A Little From Column A, A Little From Column B

Zeitkratzer
Column One: Entropium
GERMANY KARL RECORDS KR020 LP (2015)

Experimental music ensemble Zeitkratzer are perhaps most famous, or infamous, for their live performances of Lou Reed’s Metal Machine Music, a recording of which appeared to general amazement in 2007. However, they’ve been around for a lot longer than that, building up an impressive catalogue of recordings, performances and collaborations in various out-there musical genres. This release finds them navigating the industrial/electroacoustic noise zones of fellow Berliners Column One, live on stage once again.

The title is intriguing, since you might assume that an “Entropium” is a room where evil cultists gather to worship dark elder gods of entropy and decay. However, it turns out to be a perfectly respectable medical term for an unfortunate condition affecting the muscles of the eyelids, that causes them to invert or turn inwards. Much of the music you’ll hear on this disc has a similar effect (and if you’re looking for some background music for your next evil cult gathering, it might do for that too).

Proceedings open with a razor-sharp screech, slicing open space-time like an eyeball from “Un Chien Andalou” to create an eternal Now, in which the musicians sound forever poised on the brink of performing some diabolical symphony that never quite comes into focus. Which is probably a good thing. What we’re left with is a five part suite of shrieks, disturbing drones, gibbering voices, outbursts of chittering, insectoid percussion and sound effects (flowing water, and something that sounds like the clash of billiard balls, or possibly atoms). Remarkably, all of this mayhem is produced by acoustic instruments, mostly, all playing to a written score developed from Column One’s original sound files.
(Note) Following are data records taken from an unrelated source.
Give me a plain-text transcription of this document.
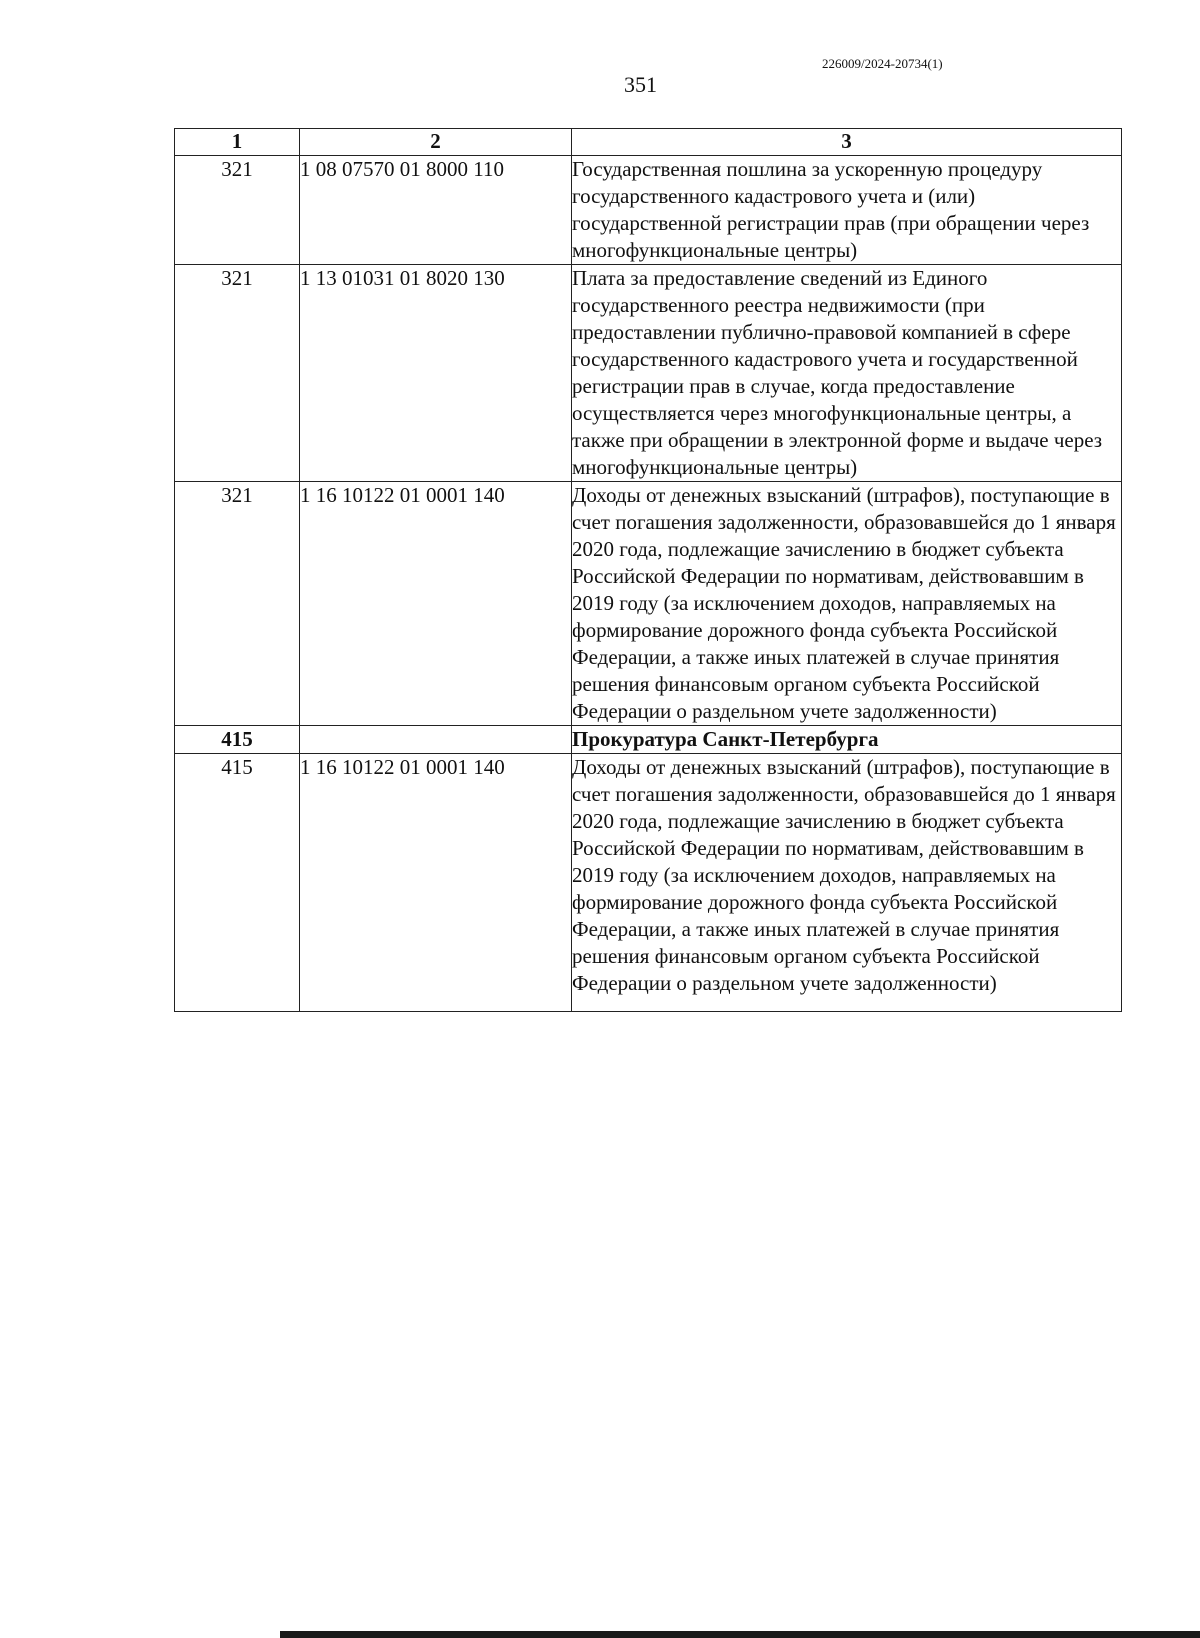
226009/2024-20734(1)
351
1	2	3
321	1 08 07570 01 8000 110	Государственная пошлина за ускоренную процедуру государственного кадастрового учета и (или) государственной регистрации прав (при обращении через многофункциональные центры)
321	1 13 01031 01 8020 130	Плата за предоставление сведений из Единого государственного реестра недвижимости (при предоставлении публично-правовой компанией в сфере государственного кадастрового учета и государственной регистрации прав в случае, когда предоставление осуществляется через многофункциональные центры, а также при обращении в электронной форме и выдаче через многофункциональные центры)
321	1 16 10122 01 0001 140	Доходы от денежных взысканий (штрафов), поступающие в счет погашения задолженности, образовавшейся до 1 января 2020 года, подлежащие зачислению в бюджет субъекта Российской Федерации по нормативам, действовавшим в 2019 году (за исключением доходов, направляемых на формирование дорожного фонда субъекта Российской Федерации, а также иных платежей в случае принятия решения финансовым органом субъекта Российской Федерации о раздельном учете задолженности)
415		Прокуратура Санкт-Петербурга
415	1 16 10122 01 0001 140	Доходы от денежных взысканий (штрафов), поступающие в счет погашения задолженности, образовавшейся до 1 января 2020 года, подлежащие зачислению в бюджет субъекта Российской Федерации по нормативам, действовавшим в 2019 году (за исключением доходов, направляемых на формирование дорожного фонда субъекта Российской Федерации, а также иных платежей в случае принятия решения финансовым органом субъекта Российской Федерации о раздельном учете задолженности)
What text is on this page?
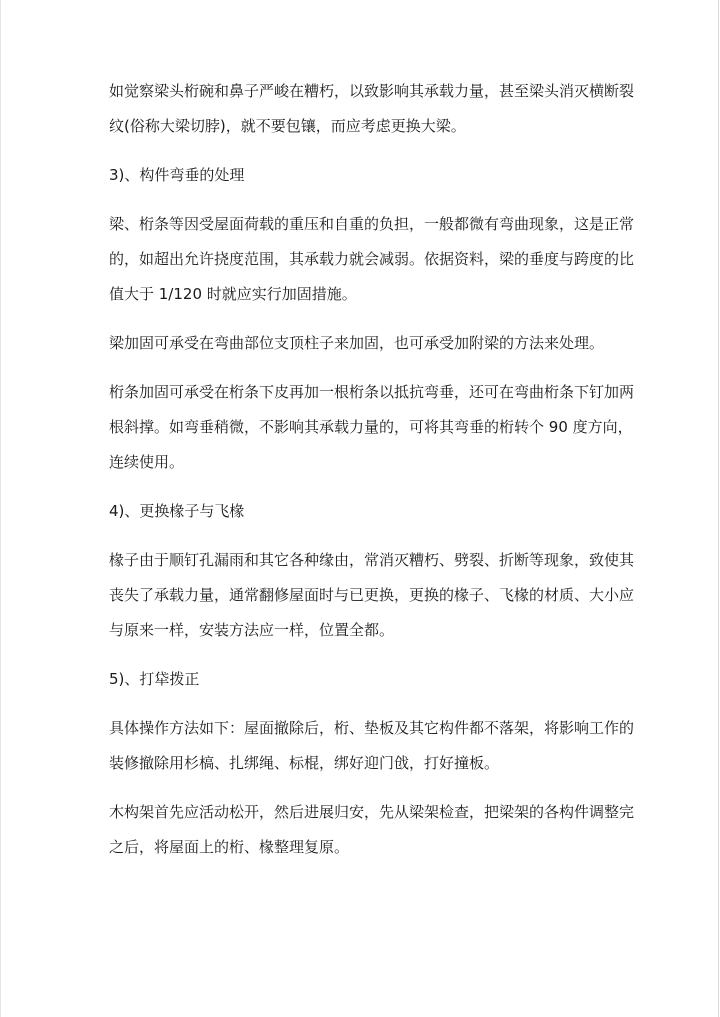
如觉察梁头桁碗和鼻子严峻在糟朽，以致影响其承载力量，甚至梁头消灭横断裂
纹(俗称大梁切脖)，就不要包镶，而应考虑更换大梁。
3)、构件弯垂的处理
梁、桁条等因受屋面荷载的重压和自重的负担，一般都微有弯曲现象，这是正常
的，如超出允许挠度范围，其承载力就会减弱。依据资料，梁的垂度与跨度的比
值大于 1/120 时就应实行加固措施。
梁加固可承受在弯曲部位支顶柱子来加固，也可承受加附梁的方法来处理。
桁条加固可承受在桁条下皮再加一根桁条以抵抗弯垂，还可在弯曲桁条下钉加两
根斜撑。如弯垂稍微，不影响其承载力量的，可将其弯垂的桁转个 90 度方向，
连续使用。
4)、更换椽子与飞椽
椽子由于顺钉孔漏雨和其它各种缘由，常消灭糟朽、劈裂、折断等现象，致使其
丧失了承载力量，通常翻修屋面时与已更换，更换的椽子、飞椽的材质、大小应
与原来一样，安装方法应一样，位置全都。
5)、打牮拨正
具体操作方法如下：屋面撤除后，桁、垫板及其它构件都不落架，将影响工作的
装修撤除用杉槁、扎绑绳、标棍，绑好迎门戗，打好撞板。
木构架首先应活动松开，然后进展归安，先从梁架检查，把梁架的各构件调整完
之后，将屋面上的桁、椽整理复原。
None of this can be described as pleasing to the ear in any conventional sense – about the closest it comes to anything resembling melody is a recurring collection of noises on track three, that somehow combine to create a brutal and deformed free-jazz riff. But the whole thing has a sense of coherence and purpose, making it a strangely tactile and satisfying experience. As invigorating as a blizzard of tiny shavings from those Metal Machines (I believe the technical term is swarf).

Bad Jazz

Bad Jazz
Bad Dreams In The Night
USA EH? 84 CD (2015)

Which brings us to Bad Jazz, a trio of improvising musicians from San Francisco, who use invented instruments, toys, percussion and piano to create “roughly rendered sonic soundscapes”. Points are certainly awarded for the band name, although with a name like that, you might expect them to tear the roof off the sucker and give up the funk a bit more than they actually do. Instead, we have a collection of burbles and tweets and clatters and other odd noises that meander along quite inoffensively. There might even be a Stylophone in there somewhere (I wonder how sales of that particular device are holding up these days?).

As I’ve mentioned before, I often think that these things are probably more fun to record than they are to actually listen to. I’m sure the musicians had a hoot, and no doubt they achieved what they set out to do. Not so much bad dreams, though, as mildly anxious ones, like the ones in which you turn up to work in your underpants.